Dalaman, Ortaca ve Marmaris

Yıllarca ülkemizin turizm bölgelerinde çıkan orman yangınlarının faillerinin Yunanlıların desteklediği terör örgütü mensupları olduğunu dönemin yetkililerinin beyanlarından öğrendik. Yanan ormanlarla beraber yok olan milyonlarca canlının hayatına kastedenlere lanetler okuduk. Terör örgütü tarafından kundaklanan ormanlarımızın daha sonrasında kimler tarafından gasp edildiğini ise hiç mi hiç araştırmadık. Oysa ki; terör mağduru olan ormanlarımızın sonrasındaki durumunun daha da içler acısı olduğunu “yapılaşmaya” açılmaları ile birlikte gördük.
Derken orman yangınlarında (kurulan acil müdahale ekiplerinin de büyük katkısı var) büyük azalmalar gözlendi. Bu konuda etkili kararlar alıp uygulayan tüm yetkililerden Allah razı olsun. Ama sorunlar bitmiyor, dört yıldan bu yana Muğla iline gelen turistlerin büyük bir bölümünün kullandığı Dalaman Havalimanı ile Ortaca ve Marmaris arasında ulaşımın sağlandığı tek anayolda çalışmalar bir türlü bitirilemiyor. Sürekli müteahhit firmaların değişmesinden dolayı çok kısa sürede bitebilecek yollar sürüncemede bırakılıyor.
Başka ülkelerde gelir düzeyleri ne kadar düşük olursa olsun, özellikle havaalanları civarındaki yol güzergahlarına büyük önem veriliyor. Çarpık yapılaşmaya kesinlikle izin verilmez iken, ülkeye gelen turistlerin o ülke ile ilgili ilk intibalarının transfer sırasında olduğunu biliyorlar.
Her yıl turizm faaliyetlerinden ülke ekonomisine 2,5 milyar dolar girdinin sağlandığı Muğla ilimize daha fazla yatırım yapılması gerektiğine inanıyorum.

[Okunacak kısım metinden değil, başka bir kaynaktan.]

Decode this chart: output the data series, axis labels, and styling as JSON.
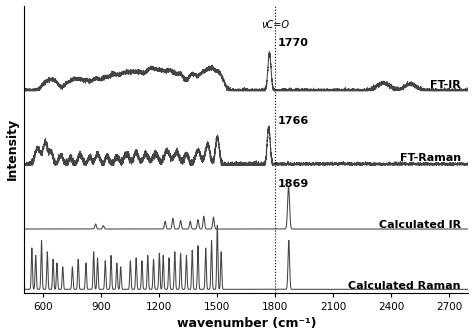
{
  "xlabel": "wavenumber (cm⁻¹)",
  "ylabel": "Intensity",
  "xlim": [
    500,
    2800
  ],
  "xticks": [
    600,
    900,
    1200,
    1500,
    1800,
    2100,
    2400,
    2700
  ],
  "background_color": "#ffffff",
  "line_color": "#444444",
  "dashed_line_x": 1800,
  "annotation_co": "νC=O",
  "annotation_1770": "1770",
  "annotation_1766": "1766",
  "annotation_1869": "1869",
  "labels": [
    "FT-IR",
    "FT-Raman",
    "Calculated IR",
    "Calculated Raman"
  ],
  "offsets": [
    2.8,
    1.75,
    0.85,
    0.0
  ],
  "ftir_scale": 0.55,
  "ftraman_scale": 0.55,
  "calcir_scale": 0.6,
  "calcraman_scale": 0.9
}
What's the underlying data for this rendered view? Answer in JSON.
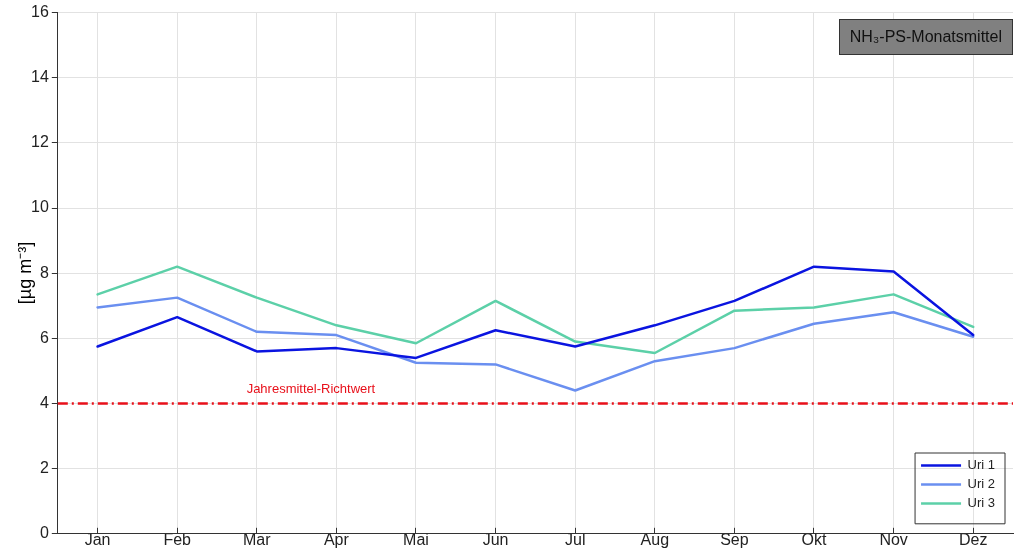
{
  "chart_data": {
    "type": "line",
    "title": "NH₃-PS-Monatsmittel",
    "ylabel": "[µg m⁻³]",
    "categories": [
      "Jan",
      "Feb",
      "Mar",
      "Apr",
      "Mai",
      "Jun",
      "Jul",
      "Aug",
      "Sep",
      "Okt",
      "Nov",
      "Dez"
    ],
    "series": [
      {
        "name": "Uri 1",
        "color": "#0a14e0",
        "values": [
          5.75,
          6.65,
          5.6,
          5.7,
          5.4,
          6.25,
          5.75,
          6.4,
          7.15,
          8.2,
          8.05,
          6.1
        ]
      },
      {
        "name": "Uri 2",
        "color": "#6a8ff0",
        "values": [
          6.95,
          7.25,
          6.2,
          6.1,
          5.25,
          5.2,
          4.4,
          5.3,
          5.7,
          6.45,
          6.8,
          6.05
        ]
      },
      {
        "name": "Uri 3",
        "color": "#5cd0a8",
        "values": [
          7.35,
          8.2,
          7.25,
          6.4,
          5.85,
          7.15,
          5.9,
          5.55,
          6.85,
          6.95,
          7.35,
          6.35
        ]
      }
    ],
    "ylim": [
      0,
      16
    ],
    "yticks": [
      0,
      2,
      4,
      6,
      8,
      10,
      12,
      14,
      16
    ],
    "ref_lines": [
      {
        "axis": "y",
        "value": 4,
        "label": "Jahresmittel-Richtwert",
        "color": "#e8101a",
        "line_style": "dashdot"
      }
    ],
    "grid": true,
    "legend": "bottom right",
    "marker": "none",
    "line_style": "solid"
  }
}
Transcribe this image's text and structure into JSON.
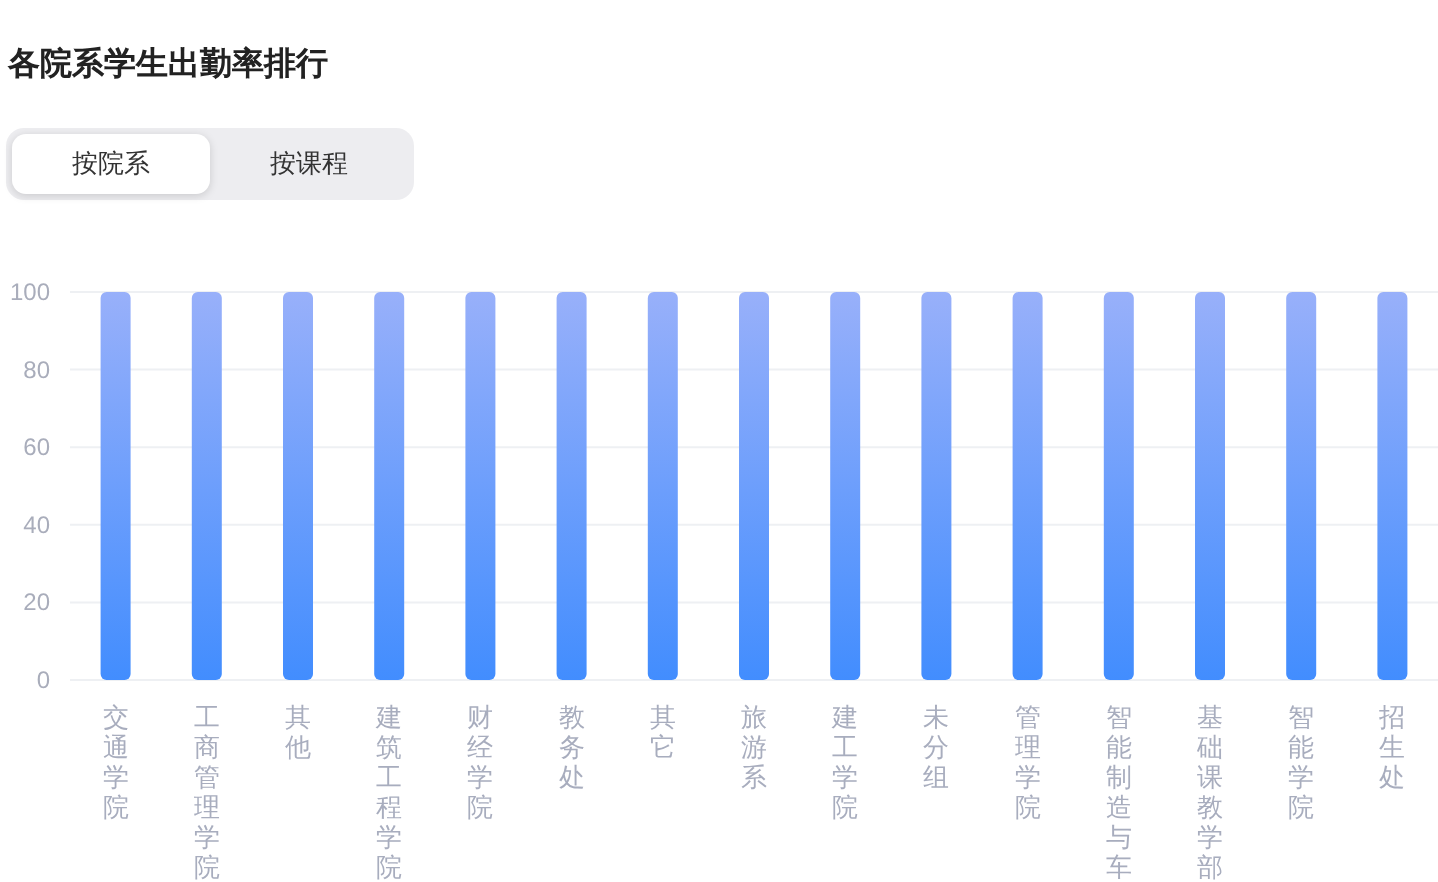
{
  "chart_data": {
    "type": "bar",
    "title": "各院系学生出勤率排行",
    "annotations": [
      "按院系",
      "按课程"
    ],
    "categories": [
      "交通学院",
      "工商管理学院",
      "其他",
      "建筑工程学院",
      "财经学院",
      "教务处",
      "其它",
      "旅游系",
      "建工学院",
      "未分组",
      "管理学院",
      "智能制造与车",
      "基础课教学部",
      "智能学院",
      "招生处"
    ],
    "series": [
      {
        "color": "#6f9efc",
        "values": [
          100,
          100,
          100,
          100,
          100,
          100,
          100,
          100,
          100,
          100,
          100,
          100,
          100,
          100,
          100
        ]
      }
    ],
    "ylim": [
      0,
      100
    ],
    "yticks": [
      0,
      20,
      40,
      60,
      80,
      100
    ],
    "grid": "y"
  }
}
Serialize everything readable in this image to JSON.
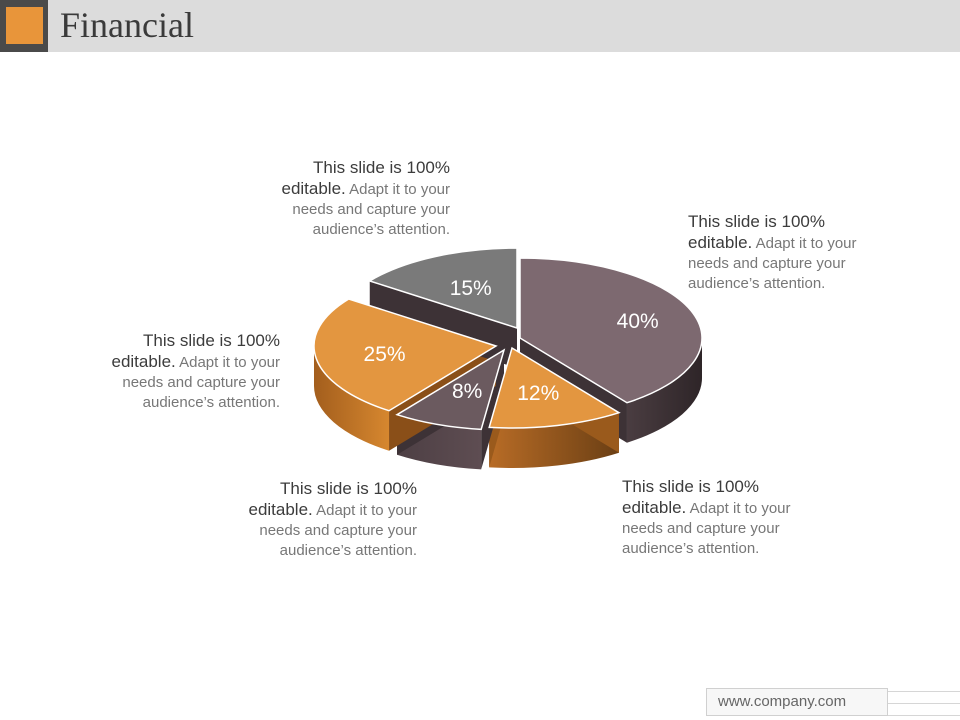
{
  "header": {
    "title": "Financial",
    "accent_color": "#e8953a"
  },
  "chart_data": {
    "type": "pie",
    "style": "3d exploded",
    "slices": [
      {
        "label": "40%",
        "value": 40,
        "color": "#7d6970"
      },
      {
        "label": "12%",
        "value": 12,
        "color": "#e39640"
      },
      {
        "label": "8%",
        "value": 8,
        "color": "#6b5a5f"
      },
      {
        "label": "25%",
        "value": 25,
        "color": "#e39640"
      },
      {
        "label": "15%",
        "value": 15,
        "color": "#7a7a7a"
      }
    ]
  },
  "callouts": [
    {
      "lead": "This slide is 100% editable.",
      "body": " Adapt it to your needs and capture your audience’s attention."
    },
    {
      "lead": "This slide is 100% editable.",
      "body": " Adapt it to your needs and capture your audience’s attention."
    },
    {
      "lead": "This slide is 100% editable.",
      "body": " Adapt it to your needs and capture your audience’s attention."
    },
    {
      "lead": "This slide is 100% editable.",
      "body": " Adapt it to your needs and capture your audience’s attention."
    },
    {
      "lead": "This slide is 100% editable.",
      "body": " Adapt it to your needs and capture your audience’s attention."
    }
  ],
  "footer": {
    "website": "www.company.com"
  }
}
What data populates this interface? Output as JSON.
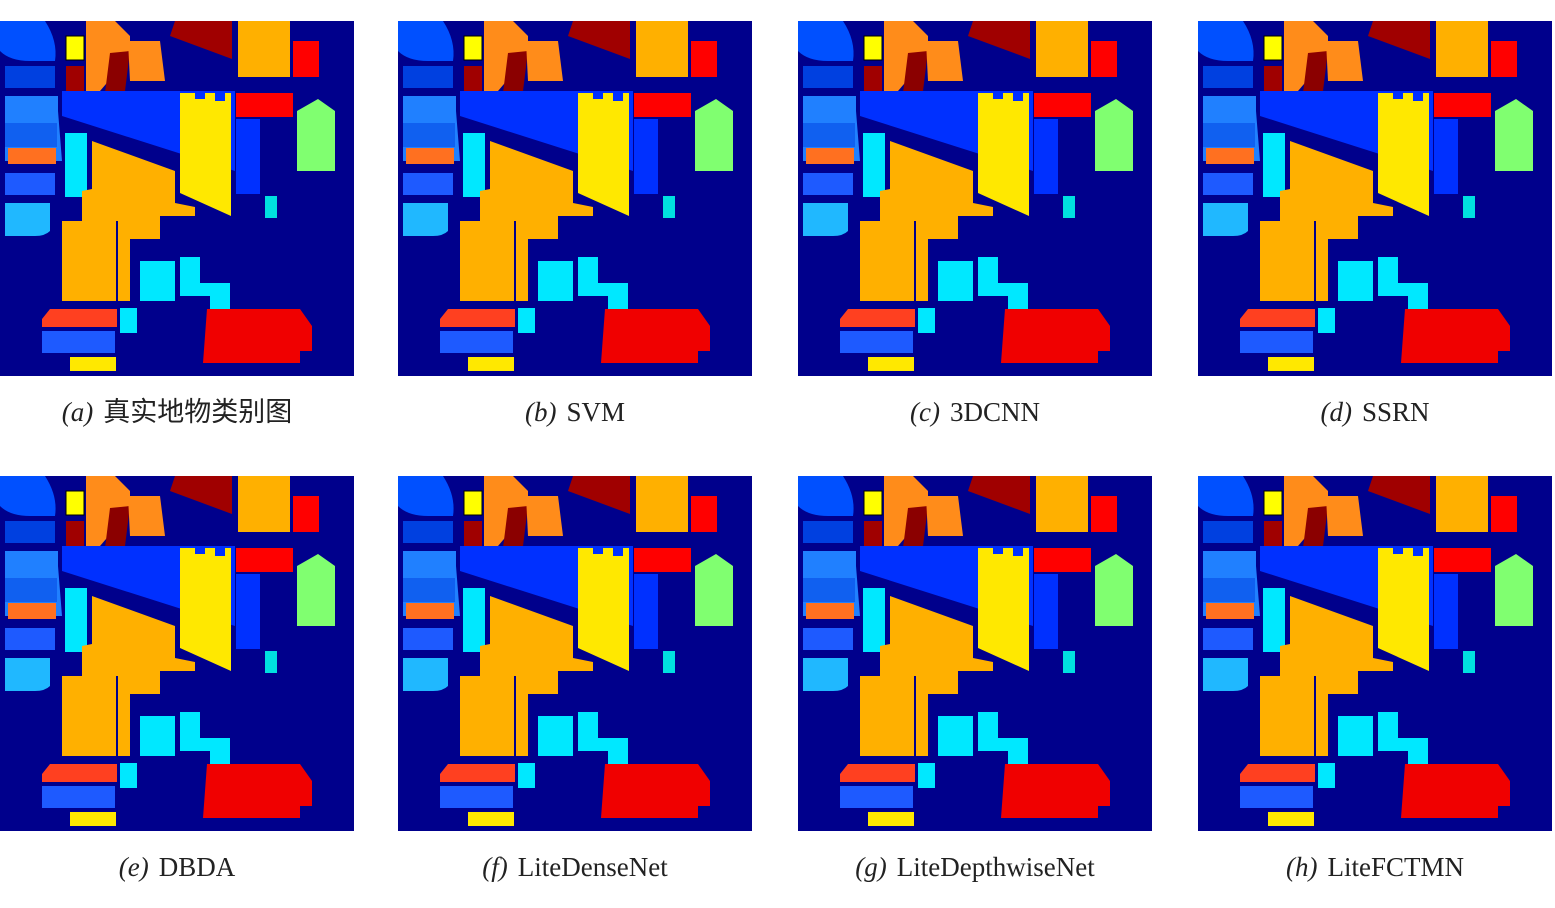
{
  "panels": [
    {
      "label": "(a)",
      "title": "真实地物类别图"
    },
    {
      "label": "(b)",
      "title": "SVM"
    },
    {
      "label": "(c)",
      "title": "3DCNN"
    },
    {
      "label": "(d)",
      "title": "SSRN"
    },
    {
      "label": "(e)",
      "title": "DBDA"
    },
    {
      "label": "(f)",
      "title": "LiteDenseNet"
    },
    {
      "label": "(g)",
      "title": "LiteDepthwiseNet"
    },
    {
      "label": "(h)",
      "title": "LiteFCTMN"
    }
  ]
}
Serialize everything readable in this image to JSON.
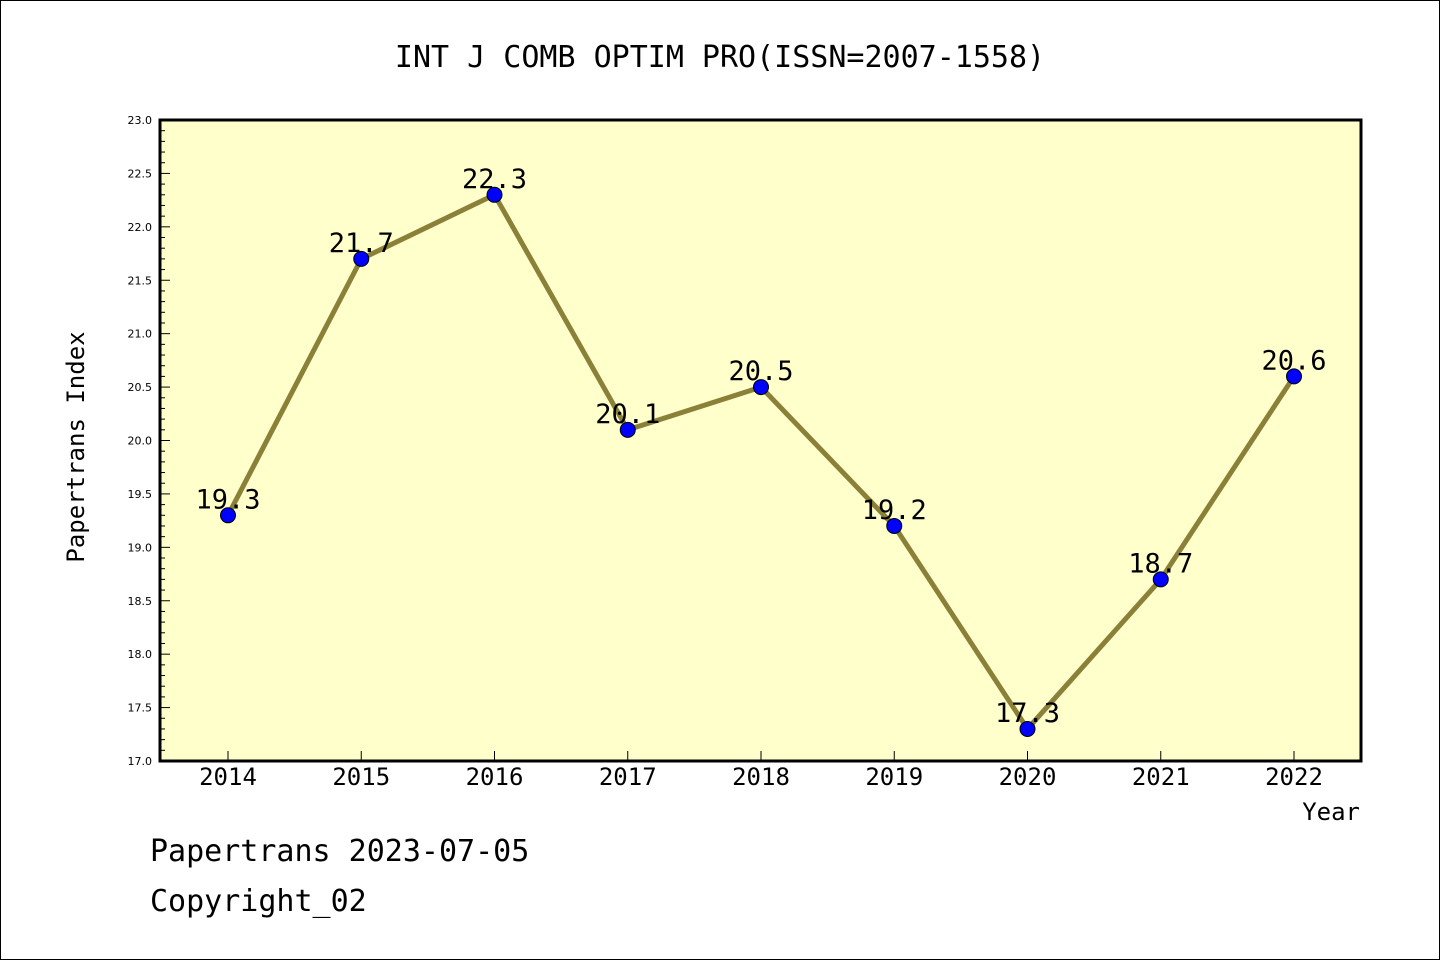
{
  "chart_data": {
    "type": "line",
    "title": "INT J COMB OPTIM PRO(ISSN=2007-1558)",
    "xlabel": "Year",
    "ylabel": "Papertrans Index",
    "categories": [
      "2014",
      "2015",
      "2016",
      "2017",
      "2018",
      "2019",
      "2020",
      "2021",
      "2022"
    ],
    "values": [
      19.3,
      21.7,
      22.3,
      20.1,
      20.5,
      19.2,
      17.3,
      18.7,
      20.6
    ],
    "data_labels": [
      "19.3",
      "21.7",
      "22.3",
      "20.1",
      "20.5",
      "19.2",
      "17.3",
      "18.7",
      "20.6"
    ],
    "ylim": [
      17.0,
      23.0
    ],
    "yticks": [
      "17.0",
      "17.5",
      "18.0",
      "18.5",
      "19.0",
      "19.5",
      "20.0",
      "20.5",
      "21.0",
      "21.5",
      "22.0",
      "22.5",
      "23.0"
    ],
    "grid": false,
    "colors": {
      "plot_background": "#ffffcc",
      "line": "#8b8038",
      "marker": "#0000ff"
    }
  },
  "footer": {
    "date_line": "Papertrans 2023-07-05",
    "copyright": "Copyright_02"
  }
}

Ülkeye girdisi her geçen gün artan bu ilimizde eğer yol yapım çalışmaları dört yıldan bu yana bitirilemiyor ise yönetimsel anlamda büyük zafiyetler var demektir.
Yapımı bitmeyen yollar hem kötü bir reklam aracı olarak ülkemize zarar vermekte hem de trafik kazaları riskini artırmaktadır. Dalaman Havalimanını 2009 yılında yaklaşık 2 milyon turist kullandı, bize düşen görev sektörü yakından takip eden ve bilfiil içinde olan insanlar olarak görevlileri eksiklikler konusunda uyarmak.
İşin ehline verilmediği durumları anlatmak için söylenmiş olan “yarım doktor candan, yarım imam dinden eder” sözünün, iş ve teçhizatı yeterli olmayan müteahhitlere verilen yol yapım ihalelerinin yıllarca bitmemesi de sanıyorum taraflı davranılmasından kaynaklanıyor.
Ülkeye hizmetin esas alınması gereken konularda siyaset üstü davranabilen devlet görevlilerine ihtiyaç olduğu gerçeğini göz ardı etmemek gerekli. Ulaşım ve gıda gibi konular kesinlikle siyaset üstü bir yaklaşıma ihtiyaç duyarlar, bu iki konuda siyasi davranmanın sonuçları o siyasi kararları alanları da bir şekilde olumsuz etkileyecektir.
Ulaşım konusunda siyasi davranıp, iş tecrübesi olmayanlara yaptırılan yollardan sizin de yakınınız geçebilir ve kazaya maruz kalabilir, bunu hiçbir zaman aklınızdan çıkarmayın. Vatan ve millet için yapılan işlerde hileye hurdaya kaçmamak gerektiğini, yoksa bunun cezasının ileride kesinlikle çekileceğini büyüklerimizden hep dinledik. Yetkililere de bu inançla hareket etmeleri gerektiğini hatırlatma gereği duyduk.
Bu ülkede yaşayan, turizm yapan, yollarında şoförlük yapan bilcümle ne kadar ekmeğini bu topraklardan kazanan insan varsa, şunu unutmamalı “Hepimiz Gelibolu’da Sakarya’da canlarını bu ülke uğruna veren atalarımızın bize sağladığı krediyi kullanıyoruz. Bu kredinin sonsuz olduğunu sanmayın, sağlanan krediye ihanet ederseniz, size açılacak olan maddi krediler sizin özgürlüğünüzü elinizden alacak maddi krediler olacaktır.”